Slow Cooker Instructions:

  1. In a large crockpot, combine chicken, garlic, enchilada sauce, broth, salt, pepper, cumin, paprika, oregano. Cook on low for 6-7 hours or high for 3-4 hours- more or less depending on your crockpot.
  2. When chicken is done, place onto cutting board and shred using two forks. Return to pot with lime juice, spinach, and cilantro; cook an addition 10 minutes or so, until spinach is wilted.
  3. If you are making your own tostada shells: preheat oven to 400 and line baking sheet with foil.
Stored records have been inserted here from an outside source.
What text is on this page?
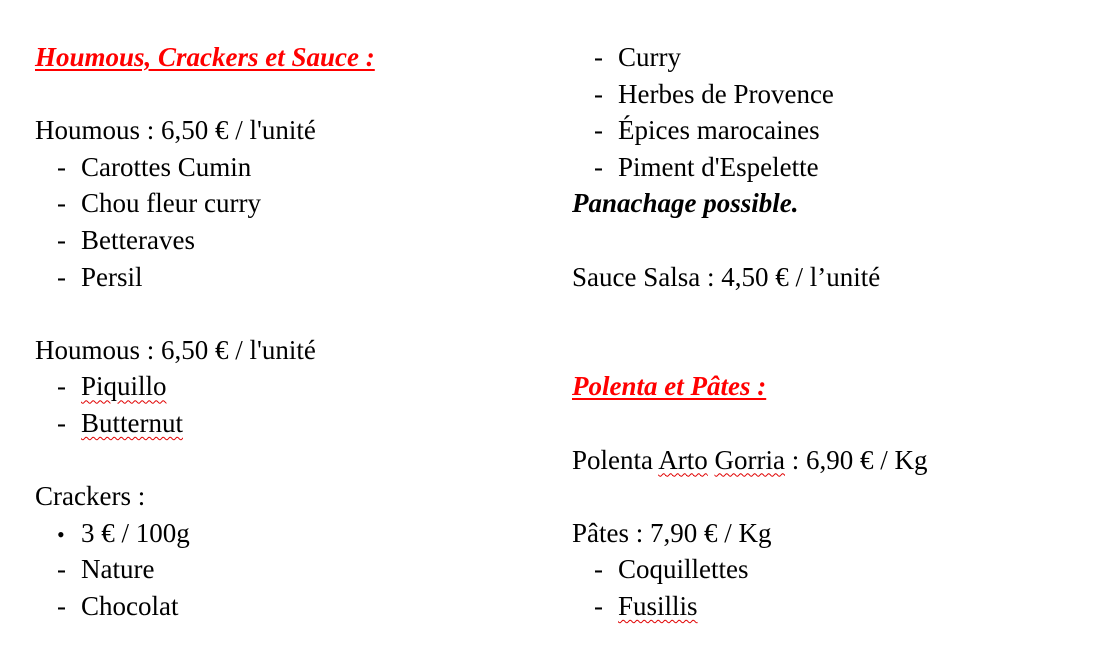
Houmous, Crackers et Sauce :
Houmous : 6,50 € / l'unité
- Carottes Cumin
- Chou fleur curry
- Betteraves
- Persil
Houmous : 6,50 € / l'unité
- Piquillo
- Butternut
Crackers :
• 3 € / 100g
- Nature
- Chocolat
- Curry
- Herbes de Provence
- Épices marocaines
- Piment d'Espelette
Panachage possible.
Sauce Salsa : 4,50 € / l’unité
Polenta et Pâtes :
Polenta Arto Gorria : 6,90 € / Kg
Pâtes : 7,90 € / Kg
- Coquillettes
- Fusillis
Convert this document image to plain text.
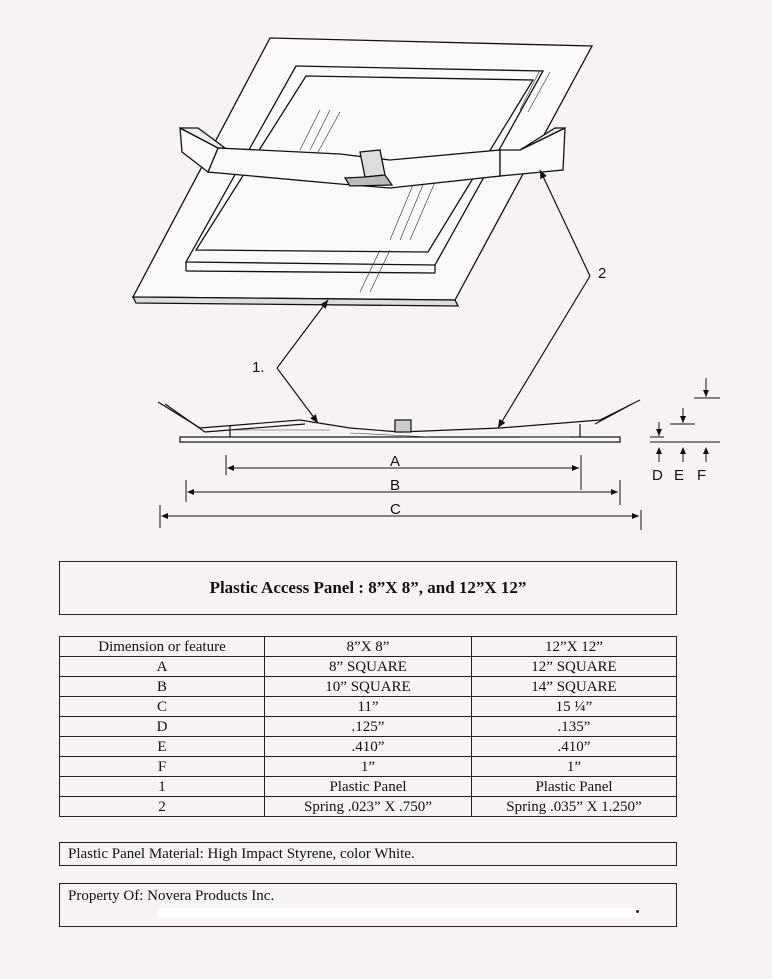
1.
2
A
B
C
D E F
Plastic Access Panel : 8”X 8”, and 12”X 12”
Dimension or feature	8”X 8”	12”X 12”
A	8” SQUARE	12” SQUARE
B	10” SQUARE	14” SQUARE
C	11”	15 ¼”
D	.125”	.135”
E	.410”	.410”
F	1”	1”
1	Plastic Panel	Plastic Panel
2	Spring .023” X .750”	Spring .035” X 1.250”
Plastic Panel Material: High Impact Styrene, color White.
Property Of: Novera Products Inc.
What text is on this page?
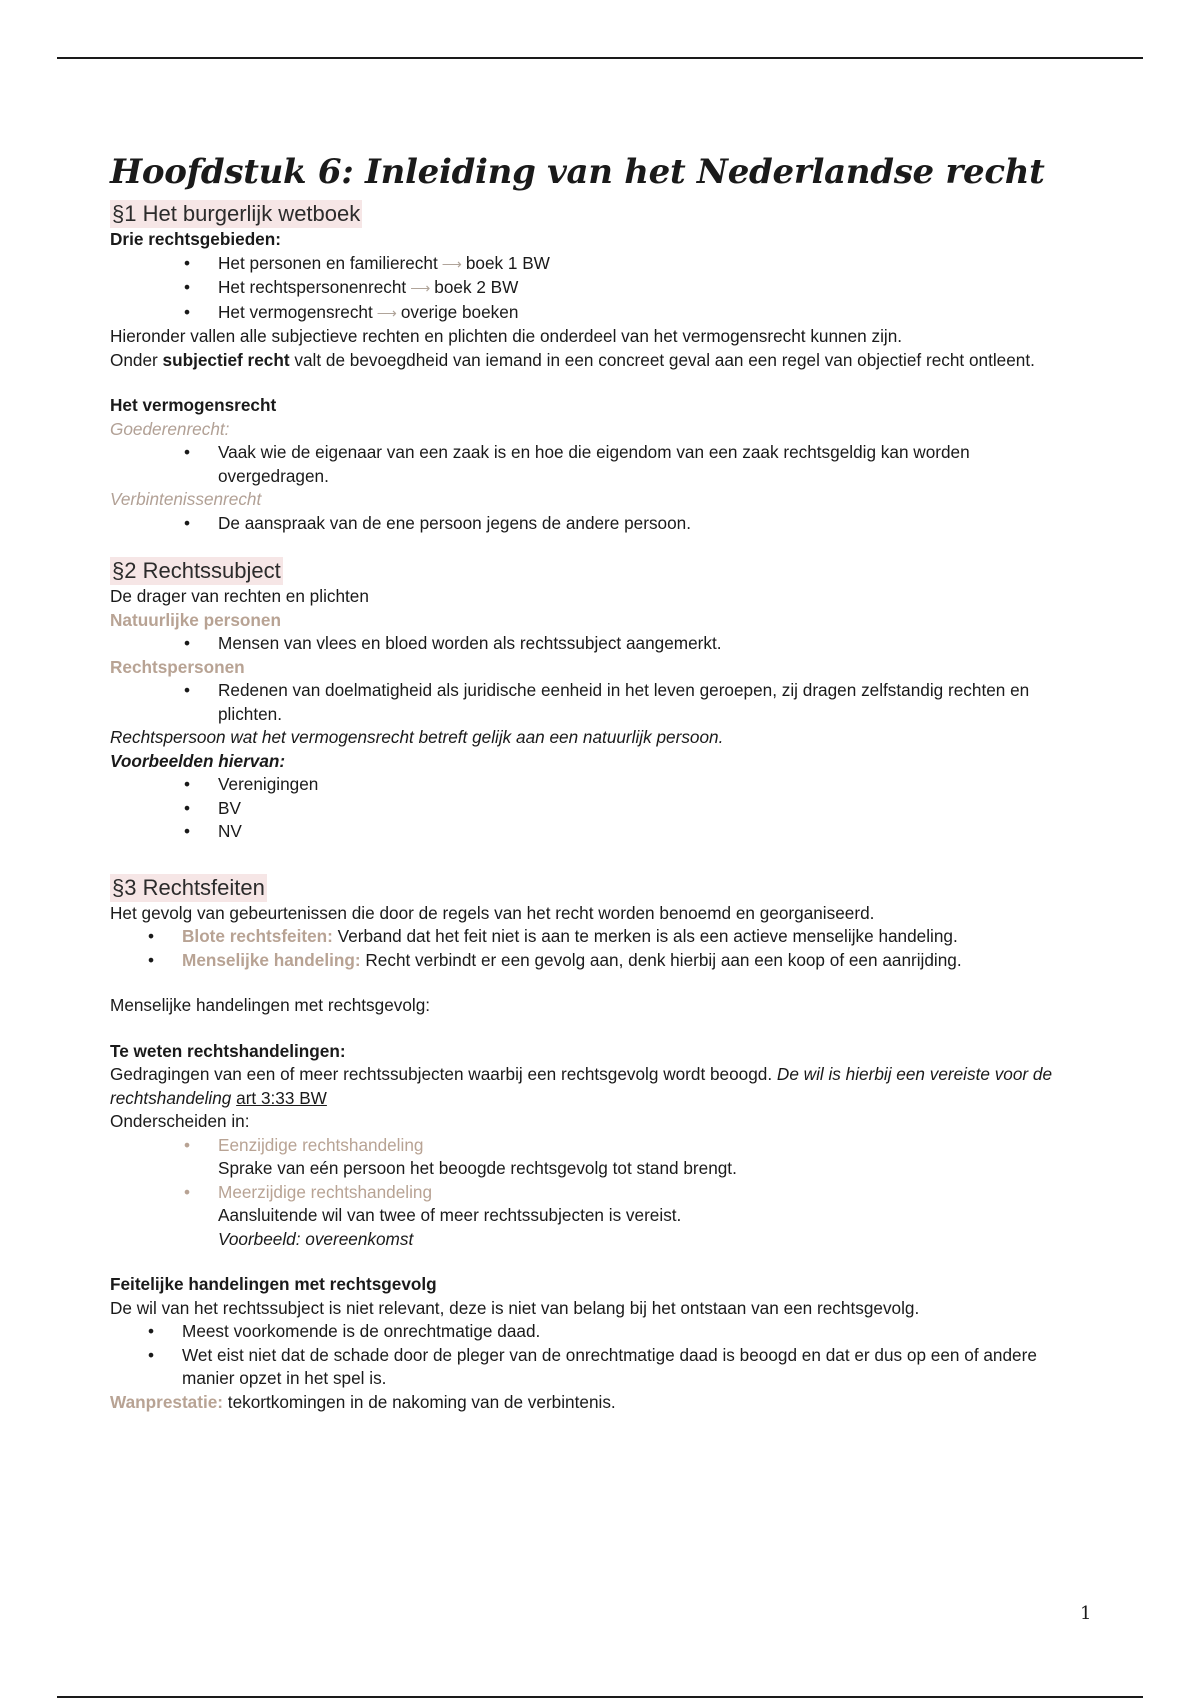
Hoofdstuk 6: Inleiding van het Nederlandse recht
§1 Het burgerlijk wetboek
Drie rechtsgebieden:
• Het personen en familierecht ⟶ boek 1 BW
• Het rechtspersonenrecht ⟶ boek 2 BW
• Het vermogensrecht ⟶ overige boeken
Hieronder vallen alle subjectieve rechten en plichten die onderdeel van het vermogensrecht kunnen zijn.
Onder subjectief recht valt de bevoegdheid van iemand in een concreet geval aan een regel van objectief recht ontleent.
Het vermogensrecht
Goederenrecht:
• Vaak wie de eigenaar van een zaak is en hoe die eigendom van een zaak rechtsgeldig kan worden overgedragen.
Verbintenissenrecht
• De aanspraak van de ene persoon jegens de andere persoon.
§2 Rechtssubject
De drager van rechten en plichten
Natuurlijke personen
• Mensen van vlees en bloed worden als rechtssubject aangemerkt.
Rechtspersonen
• Redenen van doelmatigheid als juridische eenheid in het leven geroepen, zij dragen zelfstandig rechten en plichten.
Rechtspersoon wat het vermogensrecht betreft gelijk aan een natuurlijk persoon.
Voorbeelden hiervan:
• Verenigingen
• BV
• NV
§3 Rechtsfeiten
Het gevolg van gebeurtenissen die door de regels van het recht worden benoemd en georganiseerd.
• Blote rechtsfeiten: Verband dat het feit niet is aan te merken is als een actieve menselijke handeling.
• Menselijke handeling: Recht verbindt er een gevolg aan, denk hierbij aan een koop of een aanrijding.
Menselijke handelingen met rechtsgevolg:
Te weten rechtshandelingen:
Gedragingen van een of meer rechtssubjecten waarbij een rechtsgevolg wordt beoogd. De wil is hierbij een vereiste voor de rechtshandeling art 3:33 BW
Onderscheiden in:
• Eenzijdige rechtshandeling
Sprake van eén persoon het beoogde rechtsgevolg tot stand brengt.
• Meerzijdige rechtshandeling
Aansluitende wil van twee of meer rechtssubjecten is vereist.
Voorbeeld: overeenkomst
Feitelijke handelingen met rechtsgevolg
De wil van het rechtssubject is niet relevant, deze is niet van belang bij het ontstaan van een rechtsgevolg.
• Meest voorkomende is de onrechtmatige daad.
• Wet eist niet dat de schade door de pleger van de onrechtmatige daad is beoogd en dat er dus op een of andere manier opzet in het spel is.
Wanprestatie: tekortkomingen in de nakoming van de verbintenis.
1
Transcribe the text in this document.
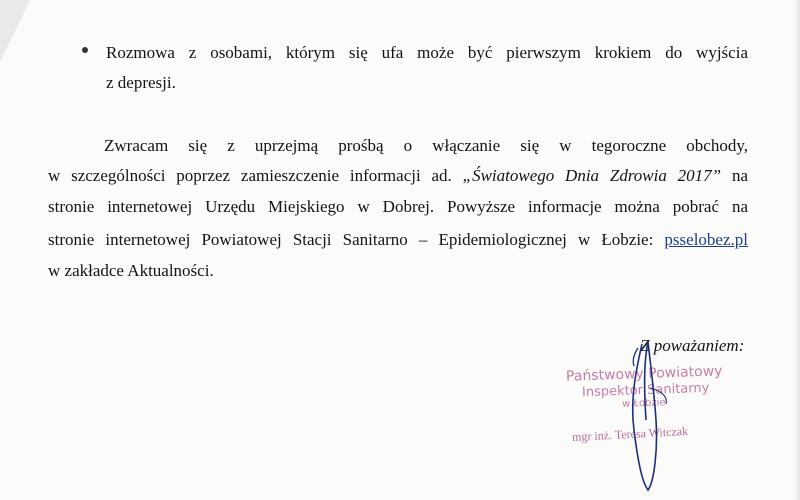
Rozmowa z osobami, którym się ufa może być pierwszym krokiem do wyjścia
z depresji.
Zwracam się z uprzejmą prośbą o włączanie się w tegoroczne obchody,
w szczególności poprzez zamieszczenie informacji ad. „Światowego Dnia Zdrowia 2017” na
stronie internetowej Urzędu Miejskiego w Dobrej. Powyższe informacje można pobrać na
stronie internetowej Powiatowej Stacji Sanitarno – Epidemiologicznej w Łobzie: psselobez.pl
w zakładce Aktualności.
Z poważaniem:
Państwowy Powiatowy
Inspektor Sanitarny
w Łobzie
mgr inż. Teresa Witczak
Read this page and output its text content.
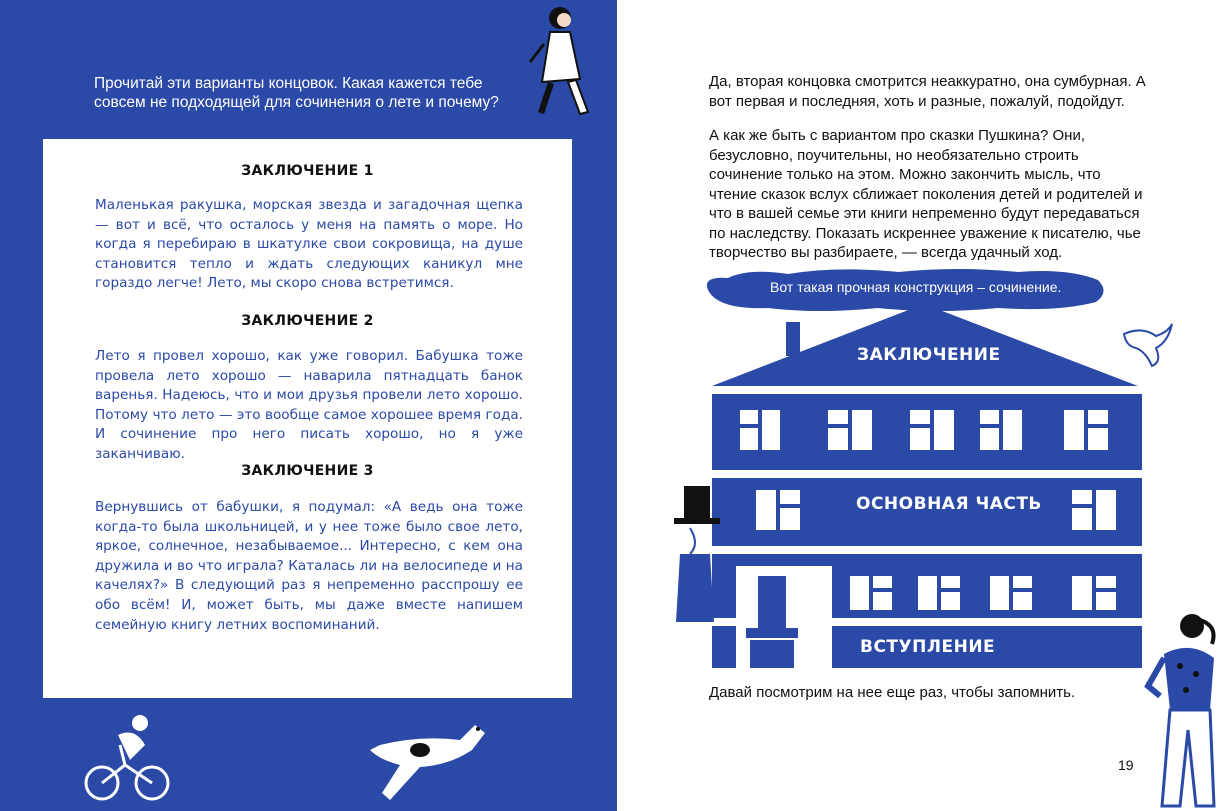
Прочитай эти варианты концовок. Какая кажется тебе совсем не подходящей для сочинения о лете и почему?
ЗАКЛЮЧЕНИЕ 1

Маленькая ракушка, морская звезда и загадочная щепка — вот и всё, что осталось у меня на память о море. Но когда я перебираю в шкатулке свои сокровища, на душе становится тепло и ждать следующих каникул мне гораздо легче! Лето, мы скоро снова встретимся.

ЗАКЛЮЧЕНИЕ 2

Лето я провел хорошо, как уже говорил. Бабушка тоже провела лето хорошо — наварила пятнадцать банок варенья. Надеюсь, что и мои друзья провели лето хорошо. Потому что лето — это вообще самое хорошее время года. И сочинение про него писать хорошо, но я уже заканчиваю.

ЗАКЛЮЧЕНИЕ 3

Вернувшись от бабушки, я подумал: «А ведь она тоже когда-то была школьницей, и у нее тоже было свое лето, яркое, солнечное, незабываемое... Интересно, с кем она дружила и во что играла? Каталась ли на велосипеде и на качелях?» В следующий раз я непременно расспрошу ее обо всём! И, может быть, мы даже вместе напишем семейную книгу летних воспоминаний.

Да, вторая концовка смотрится неаккуратно, она сумбурная. А вот первая и последняя, хоть и разные, пожалуй, подойдут.

А как же быть с вариантом про сказки Пушкина? Они, безусловно, поучительны, но необязательно строить сочинение только на этом. Можно закончить мысль, что чтение сказок вслух сближает поколения детей и родителей и что в вашей семье эти книги непременно будут передаваться по наследству. Показать искреннее уважение к писателю, чье творчество вы разбираете, — всегда удачный ход.

Вот такая прочная конструкция – сочинение.
ЗАКЛЮЧЕНИЕ
ОСНОВНАЯ ЧАСТЬ
ВСТУПЛЕНИЕ

Давай посмотрим на нее еще раз, чтобы запомнить.

19
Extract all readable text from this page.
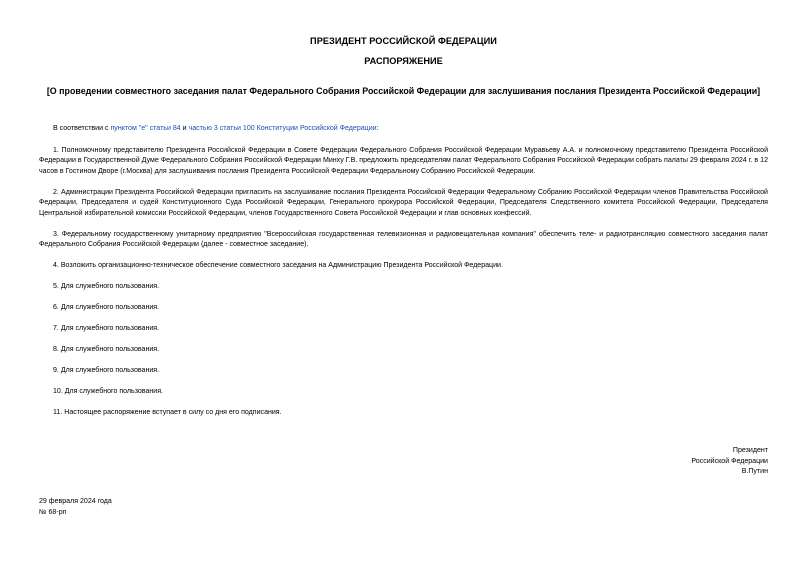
ПРЕЗИДЕНТ РОССИЙСКОЙ ФЕДЕРАЦИИ
РАСПОРЯЖЕНИЕ
[О проведении совместного заседания палат Федерального Собрания Российской Федерации для заслушивания послания Президента Российской Федерации]

В соответствии с пунктом "е" статьи 84 и частью 3 статьи 100 Конституции Российской Федерации:

1. Полномочному представителю Президента Российской Федерации в Совете Федерации Федерального Собрания Российской Федерации Муравьеву А.А. и полномочному представителю Президента Российской Федерации в Государственной Думе Федерального Собрания Российской Федерации Минху Г.В. предложить председателям палат Федерального Собрания Российской Федерации собрать палаты 29 февраля 2024 г. в 12 часов в Гостином Дворе (г.Москва) для заслушивания послания Президента Российской Федерации Федеральному Собранию Российской Федерации.

2. Администрации Президента Российской Федерации пригласить на заслушивание послания Президента Российской Федерации Федеральному Собранию Российской Федерации членов Правительства Российской Федерации, Председателя и судей Конституционного Суда Российской Федерации, Генерального прокурора Российской Федерации, Председателя Следственного комитета Российской Федерации, Председателя Центральной избирательной комиссии Российской Федерации, членов Государственного Совета Российской Федерации и глав основных конфессий.

3. Федеральному государственному унитарному предприятию "Всероссийская государственная телевизионная и радиовещательная компания" обеспечить теле- и радиотрансляцию совместного заседания палат Федерального Собрания Российской Федерации (далее - совместное заседание).

4. Возложить организационно-техническое обеспечение совместного заседания на Администрацию Президента Российской Федерации.

5. Для служебного пользования.

6. Для служебного пользования.

7. Для служебного пользования.

8. Для служебного пользования.

9. Для служебного пользования.

10. Для служебного пользования.

11. Настоящее распоряжение вступает в силу со дня его подписания.

Президент
Российской Федерации
В.Путин
29 февраля 2024 года
№ 68-рп
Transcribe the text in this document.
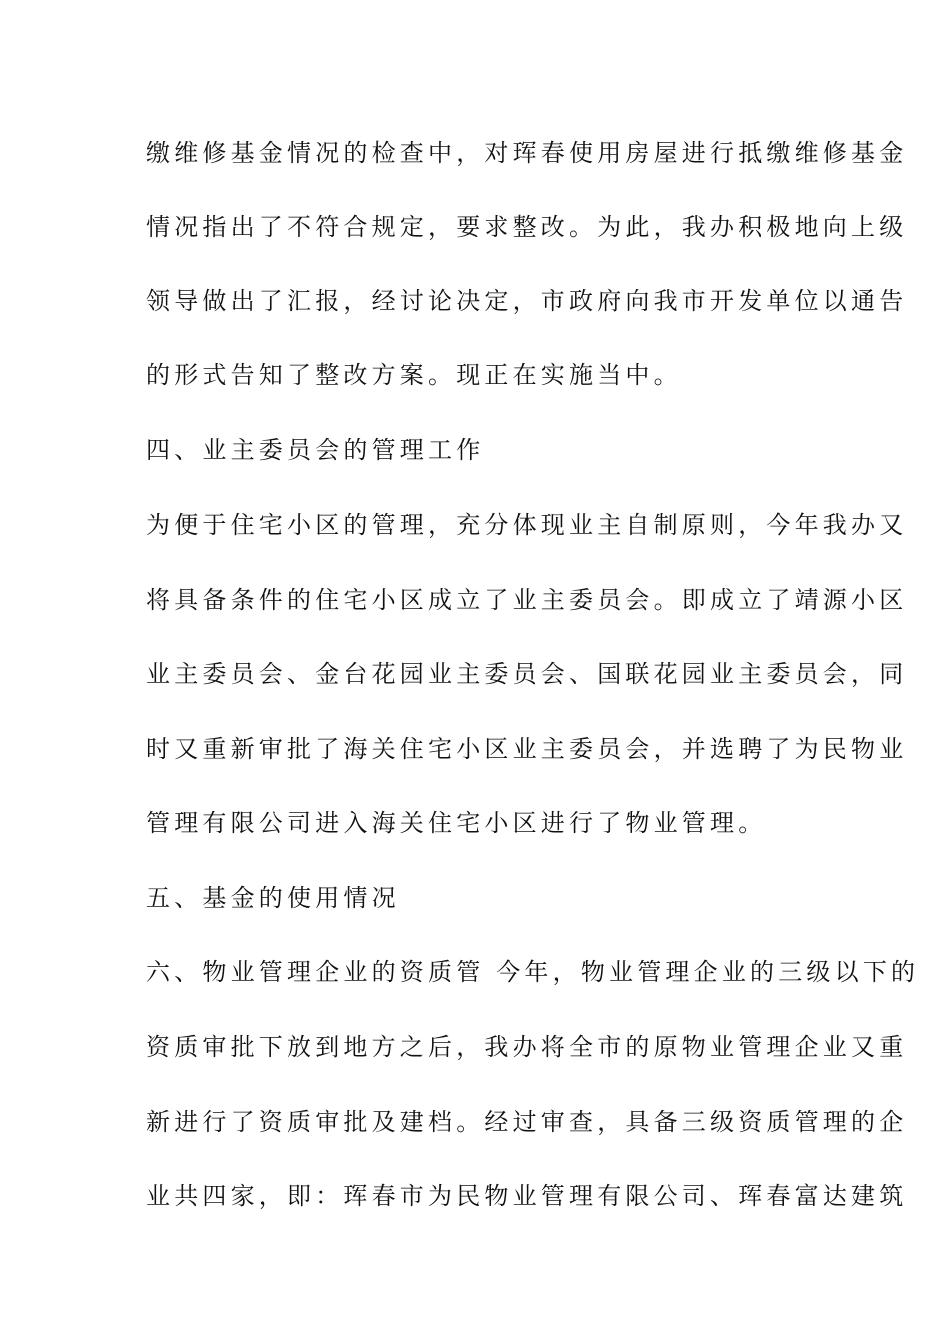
缴维修基金情况的检查中，对珲春使用房屋进行抵缴维修基金
情况指出了不符合规定，要求整改。为此，我办积极地向上级
领导做出了汇报，经讨论决定，市政府向我市开发单位以通告
的形式告知了整改方案。现正在实施当中。
四、业主委员会的管理工作
为便于住宅小区的管理，充分体现业主自制原则，今年我办又
将具备条件的住宅小区成立了业主委员会。即成立了靖源小区
业主委员会、金台花园业主委员会、国联花园业主委员会，同
时又重新审批了海关住宅小区业主委员会，并选聘了为民物业
管理有限公司进入海关住宅小区进行了物业管理。
五、基金的使用情况
六、物业管理企业的资质管 今年，物业管理企业的三级以下的
资质审批下放到地方之后，我办将全市的原物业管理企业又重
新进行了资质审批及建档。经过审查，具备三级资质管理的企
业共四家，即：珲春市为民物业管理有限公司、珲春富达建筑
Lightly brush each side of the tortillas with olive oil, and bake for 4-5 minutes per side, until crispy and golden brown. Blot excess grease with a paper towel and set aside.
  4. Turn oven to broil.
  5. Spread a thin layer of beans onto each tostada, followed by shredded chicken and cheese. Broil for 2 minutes, until cheese is melted.
  6. Top with Guacamole, cilantro, mexican crema, and salsa. 

Instant Pot Instructions:

  1. To your instant pot, add chicken, garlic, enchilada sauce, chicken broth, salt, pepper, cumin, paprika, oregano and cook high pressure for 10 minutes.  
  2. When chicken is done, carefully release pressure and then remove chicken to shred.  Return chicken to instant pot with lime juice, spinach, and cilantro; put lid back on and let sit for 5-10 additional minutes.  
  3. If you are making your own tostada shells: preheat oven to 400 and line baking sheet with foil. Lightly brush each side of the tortillas with olive oil, and bake for 4-5 minutes per side, until crispy and golden brown. Blot excess grease with a paper towel and set aside.
  4. Turn oven to broil.
  5. Spread a thin layer of beans onto each tostada, followed by shredded chicken and cheese. Broil for 2 minutes, until cheese is melted.
  6. Top with Guacamole, cilantro, mexican crema, and salsa.